Não se pode continuar a fingir que está tudo bem. Não está! E enquanto esta realidade não for encarada de frente,
continuaremos a perder profissionais experientes, dedicados e profundamente humanos. Sem melhores condições, a enfermagem não continuará a ser o pilar que sempre foi.
Saio desta profissão com orgulho imenso — orgulho no caminho que fiz, nas vidas que toquei, nas pessoas que vi erguerem-se com o meu apoio. Mas saio também com lucidez. A lucidez de quem sabe que é urgente defender aqueles que permanecem. A lucidez de quem reconhece que a mudança não virá sem coragem, sem voz e sem incômodo. A lucidez de quem não quer que a próxima geração pague o mesmo preço.
E por isso deixo, com total clareza, três verdades que já não podem ser silenciadas:
A enfermagem salva vidas — mas está a perder as suas por falta de respeito.
Sem enfermeiros não há cuidados — e sem condições não haverá enfermeiros.

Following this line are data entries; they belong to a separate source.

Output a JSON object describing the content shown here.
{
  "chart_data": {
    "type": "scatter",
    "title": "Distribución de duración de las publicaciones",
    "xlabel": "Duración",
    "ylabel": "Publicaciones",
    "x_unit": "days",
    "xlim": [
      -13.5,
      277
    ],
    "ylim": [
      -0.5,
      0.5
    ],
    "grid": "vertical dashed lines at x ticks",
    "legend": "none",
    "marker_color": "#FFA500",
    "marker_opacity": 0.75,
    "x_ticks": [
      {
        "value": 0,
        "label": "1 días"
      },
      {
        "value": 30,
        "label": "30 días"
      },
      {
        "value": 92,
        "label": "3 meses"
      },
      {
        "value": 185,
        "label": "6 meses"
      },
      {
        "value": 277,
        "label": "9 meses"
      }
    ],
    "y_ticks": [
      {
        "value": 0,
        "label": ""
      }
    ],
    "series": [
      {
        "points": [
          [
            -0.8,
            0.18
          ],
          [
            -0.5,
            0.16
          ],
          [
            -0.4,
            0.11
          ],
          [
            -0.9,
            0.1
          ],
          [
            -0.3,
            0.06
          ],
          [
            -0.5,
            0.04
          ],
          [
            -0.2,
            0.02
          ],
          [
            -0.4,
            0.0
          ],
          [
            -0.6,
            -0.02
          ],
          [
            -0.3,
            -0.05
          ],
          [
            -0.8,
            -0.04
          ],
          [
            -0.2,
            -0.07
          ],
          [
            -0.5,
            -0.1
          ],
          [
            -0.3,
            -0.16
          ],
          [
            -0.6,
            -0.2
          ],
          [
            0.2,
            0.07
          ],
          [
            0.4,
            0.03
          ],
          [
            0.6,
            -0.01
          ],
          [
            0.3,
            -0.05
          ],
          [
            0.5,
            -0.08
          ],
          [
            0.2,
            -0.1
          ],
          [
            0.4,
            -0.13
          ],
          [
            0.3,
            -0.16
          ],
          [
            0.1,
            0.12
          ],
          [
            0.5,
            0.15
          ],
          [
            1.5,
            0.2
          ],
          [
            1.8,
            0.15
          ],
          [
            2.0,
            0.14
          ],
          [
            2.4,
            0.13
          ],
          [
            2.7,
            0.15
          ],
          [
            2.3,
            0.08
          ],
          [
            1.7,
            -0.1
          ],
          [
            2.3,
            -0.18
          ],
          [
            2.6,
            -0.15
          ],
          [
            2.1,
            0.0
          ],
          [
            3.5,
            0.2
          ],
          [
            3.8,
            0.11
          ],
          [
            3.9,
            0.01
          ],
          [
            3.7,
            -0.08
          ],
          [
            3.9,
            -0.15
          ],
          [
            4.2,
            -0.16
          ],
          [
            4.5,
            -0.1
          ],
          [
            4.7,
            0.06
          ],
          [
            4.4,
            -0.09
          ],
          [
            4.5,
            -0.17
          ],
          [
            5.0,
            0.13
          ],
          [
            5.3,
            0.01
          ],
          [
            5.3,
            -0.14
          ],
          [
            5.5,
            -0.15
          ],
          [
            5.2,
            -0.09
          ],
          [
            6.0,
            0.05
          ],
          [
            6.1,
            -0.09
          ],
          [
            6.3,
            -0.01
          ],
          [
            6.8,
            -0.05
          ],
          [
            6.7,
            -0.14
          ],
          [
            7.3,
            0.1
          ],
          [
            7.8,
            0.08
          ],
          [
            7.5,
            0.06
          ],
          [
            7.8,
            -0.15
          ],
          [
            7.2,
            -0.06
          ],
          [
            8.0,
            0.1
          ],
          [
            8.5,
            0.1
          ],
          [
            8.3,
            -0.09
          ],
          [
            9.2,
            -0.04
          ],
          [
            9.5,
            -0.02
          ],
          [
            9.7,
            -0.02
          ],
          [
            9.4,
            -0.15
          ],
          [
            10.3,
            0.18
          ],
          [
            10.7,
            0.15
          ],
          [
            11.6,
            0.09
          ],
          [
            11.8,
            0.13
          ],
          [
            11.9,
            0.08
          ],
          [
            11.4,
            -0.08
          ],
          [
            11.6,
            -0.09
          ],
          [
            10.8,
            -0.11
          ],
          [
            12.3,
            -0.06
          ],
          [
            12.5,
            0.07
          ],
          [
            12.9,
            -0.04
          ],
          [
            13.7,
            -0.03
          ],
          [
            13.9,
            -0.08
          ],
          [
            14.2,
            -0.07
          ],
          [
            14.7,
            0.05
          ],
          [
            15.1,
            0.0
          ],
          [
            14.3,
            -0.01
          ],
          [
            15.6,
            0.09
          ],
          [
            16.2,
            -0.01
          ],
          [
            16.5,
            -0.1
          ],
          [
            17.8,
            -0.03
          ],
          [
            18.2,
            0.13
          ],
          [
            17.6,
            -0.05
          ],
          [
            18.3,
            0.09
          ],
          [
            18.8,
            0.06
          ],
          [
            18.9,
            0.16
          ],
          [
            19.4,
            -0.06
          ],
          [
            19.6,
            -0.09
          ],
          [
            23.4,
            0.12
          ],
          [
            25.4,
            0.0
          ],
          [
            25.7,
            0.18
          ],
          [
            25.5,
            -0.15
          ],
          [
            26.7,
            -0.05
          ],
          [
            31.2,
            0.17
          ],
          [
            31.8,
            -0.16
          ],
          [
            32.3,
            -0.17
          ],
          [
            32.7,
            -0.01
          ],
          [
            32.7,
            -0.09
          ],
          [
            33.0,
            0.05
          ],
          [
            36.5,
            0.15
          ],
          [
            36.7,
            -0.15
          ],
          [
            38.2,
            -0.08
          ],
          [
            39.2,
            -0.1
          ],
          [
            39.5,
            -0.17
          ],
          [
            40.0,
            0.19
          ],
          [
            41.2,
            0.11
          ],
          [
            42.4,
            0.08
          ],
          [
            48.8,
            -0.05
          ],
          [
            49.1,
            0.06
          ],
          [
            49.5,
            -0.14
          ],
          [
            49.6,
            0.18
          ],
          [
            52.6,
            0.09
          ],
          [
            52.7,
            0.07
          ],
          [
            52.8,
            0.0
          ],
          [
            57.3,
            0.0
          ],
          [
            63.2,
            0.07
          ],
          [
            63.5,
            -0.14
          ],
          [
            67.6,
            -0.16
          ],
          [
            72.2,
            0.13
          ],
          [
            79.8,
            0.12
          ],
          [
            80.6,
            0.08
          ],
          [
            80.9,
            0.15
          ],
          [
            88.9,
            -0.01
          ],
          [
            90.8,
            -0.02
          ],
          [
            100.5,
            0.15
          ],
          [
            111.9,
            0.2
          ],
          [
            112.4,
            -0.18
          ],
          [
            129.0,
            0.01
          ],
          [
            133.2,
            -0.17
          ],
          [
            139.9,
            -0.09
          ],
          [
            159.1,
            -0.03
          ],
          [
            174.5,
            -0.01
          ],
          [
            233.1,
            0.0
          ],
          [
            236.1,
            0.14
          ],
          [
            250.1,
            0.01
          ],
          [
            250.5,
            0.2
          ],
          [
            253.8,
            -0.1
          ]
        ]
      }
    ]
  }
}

Não é vocação que falta à enfermagem; é valorização.
Que estas palavras sirvam para mais do que encerrar a minha carreira. Que sirvam para abrir consciências, despertar decisões e, acima de tudo, proteger aqueles que dedicam a vida a cuidar da vida dos outros. Porque cuidar é nobre. Mas exigir dedicação ilimitada sem reconhecimento é injusto e insustentável. E é por isso que este testemunho não é apenas uma despedida: é um grito por justiça, dignidade e respeito para todos os que permanecem na linha da frente da enfermagem.
A enfermagem não é apenas uma profissão; é uma responsabilidade social que exige reconhecimento real, condições dignas de valorização. É hora de o sistema perceber que quem cuida não pode continuar a pagar o preço sozinho.